Bokje (Lymnocryptes minimus)

Engelse naam: Jack Snipe
 
Duitse naam:Enkeltbekkasin
 
Franse naam: becassine sourde
 

Grootte: 17-19cm kleiner dan watersnip

Spanwijdte: 30-36 cm 

Biotoop:niet te dichte begroeiing, verspreid riet en pijpestro. De optimale omgeving lijkt een slecht ontwikkelde vegetatie zoals bij vennen, en open wilge- en berkebosjes met een vochtige of natte bodem. in of bij vegetatie, drogere habitat dan watersnip
 
Voorkomen: eind augustus - begin mei, kleine aantallen op doortrek en overwinterend
Voedsel: vooral insecten en -larven, wormen en plantenzaden
 
 
Broedduur: niet exact bekend, tenminste 24 dagen  1)
Broedperiode: eind april 
 
Nest: op de grond in korte vegetatie. Het nest is een kuiltje van 5cm diep, bekleed met een betje gras of bladeren.

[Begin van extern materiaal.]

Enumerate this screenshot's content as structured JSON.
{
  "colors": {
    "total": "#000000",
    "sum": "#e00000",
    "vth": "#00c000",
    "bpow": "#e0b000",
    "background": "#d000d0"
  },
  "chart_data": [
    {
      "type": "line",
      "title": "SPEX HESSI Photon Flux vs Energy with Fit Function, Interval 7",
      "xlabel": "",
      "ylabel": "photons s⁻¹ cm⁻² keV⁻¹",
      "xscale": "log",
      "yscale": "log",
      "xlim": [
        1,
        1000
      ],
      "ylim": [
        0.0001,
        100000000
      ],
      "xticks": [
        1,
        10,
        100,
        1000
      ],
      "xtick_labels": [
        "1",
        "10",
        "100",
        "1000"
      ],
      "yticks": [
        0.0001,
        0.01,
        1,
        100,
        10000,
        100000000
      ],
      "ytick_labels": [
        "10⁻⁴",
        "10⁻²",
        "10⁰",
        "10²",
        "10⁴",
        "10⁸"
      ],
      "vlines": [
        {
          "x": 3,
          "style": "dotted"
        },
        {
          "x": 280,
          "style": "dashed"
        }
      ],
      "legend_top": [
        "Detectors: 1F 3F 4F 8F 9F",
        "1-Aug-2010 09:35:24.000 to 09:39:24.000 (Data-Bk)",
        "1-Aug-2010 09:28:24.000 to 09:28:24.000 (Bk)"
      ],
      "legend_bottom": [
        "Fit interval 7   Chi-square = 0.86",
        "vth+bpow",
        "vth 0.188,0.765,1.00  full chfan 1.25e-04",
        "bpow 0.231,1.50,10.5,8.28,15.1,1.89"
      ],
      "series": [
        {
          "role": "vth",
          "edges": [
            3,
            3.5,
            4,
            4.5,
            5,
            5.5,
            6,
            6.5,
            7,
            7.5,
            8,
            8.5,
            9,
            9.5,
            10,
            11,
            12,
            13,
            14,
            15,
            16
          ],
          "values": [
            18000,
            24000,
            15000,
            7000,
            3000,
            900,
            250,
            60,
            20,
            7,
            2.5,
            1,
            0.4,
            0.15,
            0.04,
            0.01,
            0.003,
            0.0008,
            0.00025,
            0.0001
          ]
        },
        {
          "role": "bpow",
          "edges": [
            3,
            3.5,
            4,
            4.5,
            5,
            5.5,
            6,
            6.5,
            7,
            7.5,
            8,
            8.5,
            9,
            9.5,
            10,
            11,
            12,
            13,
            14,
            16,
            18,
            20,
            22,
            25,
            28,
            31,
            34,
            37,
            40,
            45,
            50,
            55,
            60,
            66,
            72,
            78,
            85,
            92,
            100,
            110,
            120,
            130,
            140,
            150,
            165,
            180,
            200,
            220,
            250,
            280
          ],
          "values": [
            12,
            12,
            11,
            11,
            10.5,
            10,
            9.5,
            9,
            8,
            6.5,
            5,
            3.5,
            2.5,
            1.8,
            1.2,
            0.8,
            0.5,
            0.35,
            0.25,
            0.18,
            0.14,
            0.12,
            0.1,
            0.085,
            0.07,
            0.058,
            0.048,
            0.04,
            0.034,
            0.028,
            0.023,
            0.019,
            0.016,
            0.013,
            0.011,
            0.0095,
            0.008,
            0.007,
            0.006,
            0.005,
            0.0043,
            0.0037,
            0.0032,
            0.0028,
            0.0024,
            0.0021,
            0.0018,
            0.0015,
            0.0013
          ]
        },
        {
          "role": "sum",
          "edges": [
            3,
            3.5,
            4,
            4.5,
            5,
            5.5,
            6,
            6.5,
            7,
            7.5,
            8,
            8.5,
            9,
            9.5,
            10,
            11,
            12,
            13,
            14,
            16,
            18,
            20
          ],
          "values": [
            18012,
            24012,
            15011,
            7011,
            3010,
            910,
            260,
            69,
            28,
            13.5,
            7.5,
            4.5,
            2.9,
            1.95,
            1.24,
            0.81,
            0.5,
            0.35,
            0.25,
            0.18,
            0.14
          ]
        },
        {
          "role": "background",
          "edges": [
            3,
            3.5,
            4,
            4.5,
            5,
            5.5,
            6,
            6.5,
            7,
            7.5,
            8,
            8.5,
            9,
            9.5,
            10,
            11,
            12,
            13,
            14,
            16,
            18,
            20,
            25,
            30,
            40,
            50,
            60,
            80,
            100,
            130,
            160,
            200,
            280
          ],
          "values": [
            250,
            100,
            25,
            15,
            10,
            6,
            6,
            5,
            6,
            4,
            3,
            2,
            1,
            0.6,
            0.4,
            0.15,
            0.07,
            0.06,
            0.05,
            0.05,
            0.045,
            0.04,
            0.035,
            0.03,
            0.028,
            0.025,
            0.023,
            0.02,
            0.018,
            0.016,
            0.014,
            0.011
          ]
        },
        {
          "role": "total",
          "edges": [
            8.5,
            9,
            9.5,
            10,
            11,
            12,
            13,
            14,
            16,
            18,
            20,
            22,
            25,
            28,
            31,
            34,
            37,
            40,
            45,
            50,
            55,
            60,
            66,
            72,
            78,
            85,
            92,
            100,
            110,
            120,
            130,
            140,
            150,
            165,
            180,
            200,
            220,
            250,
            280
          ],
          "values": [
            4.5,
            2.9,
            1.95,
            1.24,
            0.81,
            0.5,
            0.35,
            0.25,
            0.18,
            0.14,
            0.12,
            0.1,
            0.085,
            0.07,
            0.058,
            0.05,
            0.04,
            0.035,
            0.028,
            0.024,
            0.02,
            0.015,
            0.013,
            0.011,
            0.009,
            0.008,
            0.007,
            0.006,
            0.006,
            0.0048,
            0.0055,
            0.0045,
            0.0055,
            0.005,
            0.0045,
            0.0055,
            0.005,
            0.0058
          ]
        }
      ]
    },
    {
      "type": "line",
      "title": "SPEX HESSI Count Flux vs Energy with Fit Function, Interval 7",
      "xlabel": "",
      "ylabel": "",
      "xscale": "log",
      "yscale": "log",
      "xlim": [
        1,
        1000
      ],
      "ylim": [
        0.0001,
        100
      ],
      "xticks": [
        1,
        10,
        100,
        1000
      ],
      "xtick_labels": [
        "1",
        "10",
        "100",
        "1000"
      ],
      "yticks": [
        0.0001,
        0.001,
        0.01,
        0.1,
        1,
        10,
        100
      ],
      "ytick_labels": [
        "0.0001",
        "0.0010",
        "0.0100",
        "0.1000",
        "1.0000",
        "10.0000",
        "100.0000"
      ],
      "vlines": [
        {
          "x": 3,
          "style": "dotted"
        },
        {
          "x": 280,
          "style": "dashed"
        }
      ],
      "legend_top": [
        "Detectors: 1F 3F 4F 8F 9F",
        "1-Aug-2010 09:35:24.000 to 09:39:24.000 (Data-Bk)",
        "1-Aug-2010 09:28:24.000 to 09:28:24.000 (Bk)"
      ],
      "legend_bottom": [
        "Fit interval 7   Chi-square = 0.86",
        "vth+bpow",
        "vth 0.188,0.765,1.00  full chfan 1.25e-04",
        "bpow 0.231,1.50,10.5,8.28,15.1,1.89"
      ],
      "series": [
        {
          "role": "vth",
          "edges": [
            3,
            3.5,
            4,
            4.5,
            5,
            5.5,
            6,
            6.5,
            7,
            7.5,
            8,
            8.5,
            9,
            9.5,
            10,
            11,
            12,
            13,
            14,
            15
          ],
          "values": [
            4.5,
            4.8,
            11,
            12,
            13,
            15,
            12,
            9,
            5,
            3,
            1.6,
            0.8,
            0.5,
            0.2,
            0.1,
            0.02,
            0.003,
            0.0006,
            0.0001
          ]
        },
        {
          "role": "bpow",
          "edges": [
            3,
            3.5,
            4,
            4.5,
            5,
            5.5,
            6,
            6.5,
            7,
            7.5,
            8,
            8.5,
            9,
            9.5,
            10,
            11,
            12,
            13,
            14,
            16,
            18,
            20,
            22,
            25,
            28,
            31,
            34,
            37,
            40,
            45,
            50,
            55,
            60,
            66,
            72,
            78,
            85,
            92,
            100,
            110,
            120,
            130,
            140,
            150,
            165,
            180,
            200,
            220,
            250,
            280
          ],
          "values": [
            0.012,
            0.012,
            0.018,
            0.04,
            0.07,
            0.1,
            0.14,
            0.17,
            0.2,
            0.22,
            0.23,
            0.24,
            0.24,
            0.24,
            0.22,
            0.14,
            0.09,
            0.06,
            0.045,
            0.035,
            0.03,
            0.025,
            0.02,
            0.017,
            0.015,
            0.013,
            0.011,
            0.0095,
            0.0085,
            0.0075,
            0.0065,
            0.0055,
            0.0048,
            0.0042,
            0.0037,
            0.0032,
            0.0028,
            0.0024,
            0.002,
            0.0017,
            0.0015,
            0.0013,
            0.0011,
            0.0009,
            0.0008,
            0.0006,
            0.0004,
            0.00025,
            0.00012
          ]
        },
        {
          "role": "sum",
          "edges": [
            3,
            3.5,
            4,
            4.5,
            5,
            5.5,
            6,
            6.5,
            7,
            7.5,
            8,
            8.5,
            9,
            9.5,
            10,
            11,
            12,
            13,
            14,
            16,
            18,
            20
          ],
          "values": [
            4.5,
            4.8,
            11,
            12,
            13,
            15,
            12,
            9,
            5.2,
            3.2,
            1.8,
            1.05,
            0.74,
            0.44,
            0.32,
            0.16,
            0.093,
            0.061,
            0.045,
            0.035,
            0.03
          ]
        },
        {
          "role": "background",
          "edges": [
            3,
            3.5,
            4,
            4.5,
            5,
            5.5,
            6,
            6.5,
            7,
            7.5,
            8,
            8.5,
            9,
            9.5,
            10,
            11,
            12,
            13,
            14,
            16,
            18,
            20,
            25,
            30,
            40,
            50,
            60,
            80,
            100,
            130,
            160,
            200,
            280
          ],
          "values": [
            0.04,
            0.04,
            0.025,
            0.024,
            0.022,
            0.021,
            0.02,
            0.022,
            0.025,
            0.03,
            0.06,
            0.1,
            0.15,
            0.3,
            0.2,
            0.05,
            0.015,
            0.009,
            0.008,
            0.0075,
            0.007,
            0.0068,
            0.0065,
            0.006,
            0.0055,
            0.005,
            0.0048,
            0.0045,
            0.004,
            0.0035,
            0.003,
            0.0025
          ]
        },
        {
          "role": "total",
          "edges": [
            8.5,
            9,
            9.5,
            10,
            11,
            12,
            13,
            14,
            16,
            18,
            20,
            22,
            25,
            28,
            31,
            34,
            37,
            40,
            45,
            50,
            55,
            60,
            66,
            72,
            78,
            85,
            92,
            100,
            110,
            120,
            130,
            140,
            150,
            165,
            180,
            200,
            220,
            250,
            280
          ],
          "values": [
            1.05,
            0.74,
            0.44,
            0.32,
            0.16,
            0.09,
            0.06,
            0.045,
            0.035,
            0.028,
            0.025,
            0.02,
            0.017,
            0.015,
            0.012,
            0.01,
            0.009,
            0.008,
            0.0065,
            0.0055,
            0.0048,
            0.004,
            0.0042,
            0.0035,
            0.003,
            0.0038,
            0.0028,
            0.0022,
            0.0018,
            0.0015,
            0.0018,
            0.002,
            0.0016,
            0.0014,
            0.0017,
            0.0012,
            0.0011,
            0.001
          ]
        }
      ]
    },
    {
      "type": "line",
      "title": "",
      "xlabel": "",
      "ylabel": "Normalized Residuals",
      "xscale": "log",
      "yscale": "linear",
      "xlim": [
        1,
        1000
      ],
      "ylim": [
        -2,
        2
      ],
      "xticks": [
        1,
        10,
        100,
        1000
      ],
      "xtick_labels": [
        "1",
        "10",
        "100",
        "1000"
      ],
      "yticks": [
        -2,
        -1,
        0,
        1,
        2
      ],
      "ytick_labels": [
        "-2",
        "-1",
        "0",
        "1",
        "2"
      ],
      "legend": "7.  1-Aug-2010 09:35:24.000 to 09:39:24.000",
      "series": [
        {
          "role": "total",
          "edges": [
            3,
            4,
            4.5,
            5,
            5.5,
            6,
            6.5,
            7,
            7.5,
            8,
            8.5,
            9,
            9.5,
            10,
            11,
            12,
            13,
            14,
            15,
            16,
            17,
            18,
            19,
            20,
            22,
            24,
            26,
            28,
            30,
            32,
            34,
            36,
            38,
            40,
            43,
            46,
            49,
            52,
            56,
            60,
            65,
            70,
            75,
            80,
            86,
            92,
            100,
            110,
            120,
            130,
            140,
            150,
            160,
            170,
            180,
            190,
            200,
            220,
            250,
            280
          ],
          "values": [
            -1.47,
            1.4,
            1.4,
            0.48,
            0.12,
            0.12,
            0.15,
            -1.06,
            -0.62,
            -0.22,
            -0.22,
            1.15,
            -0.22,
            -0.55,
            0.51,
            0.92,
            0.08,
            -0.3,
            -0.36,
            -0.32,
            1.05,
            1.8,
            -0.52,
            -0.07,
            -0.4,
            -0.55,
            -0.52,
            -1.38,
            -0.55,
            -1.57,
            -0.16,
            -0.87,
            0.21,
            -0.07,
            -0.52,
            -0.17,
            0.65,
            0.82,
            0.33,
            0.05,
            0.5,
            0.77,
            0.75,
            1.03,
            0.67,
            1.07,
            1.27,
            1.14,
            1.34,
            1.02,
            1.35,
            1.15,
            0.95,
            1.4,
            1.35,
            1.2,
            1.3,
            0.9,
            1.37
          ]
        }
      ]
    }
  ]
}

Onbekend of beide sexen het nest bouwen.  
Eieren: 3-4 

Nestjongfase: onbekend 2)

 

 

Het bokje is de kleinste snip en vrijwel onzichtbaar vanwege zijn schutkleur. Bokjes vertrouwen sterk op hun schutkleur en blijven dus ook rustig zitten als iemand op een paar meter afstand langsloopt (watersnippen zijn dan allang vertrokken).Het zijn solitaire vogels, je ziet er zelden meer dan 2-5 bij elkaar. 

 
1) Gemiddelde broedduur: Ligduur in dagen, gerekend vanaf legdatum tot uitkomstdatum, van het eerstgelegde ei.
2) Nestjongfase van het eerstgeboren jong van Nederlandse roofvogelsoorten in dagen.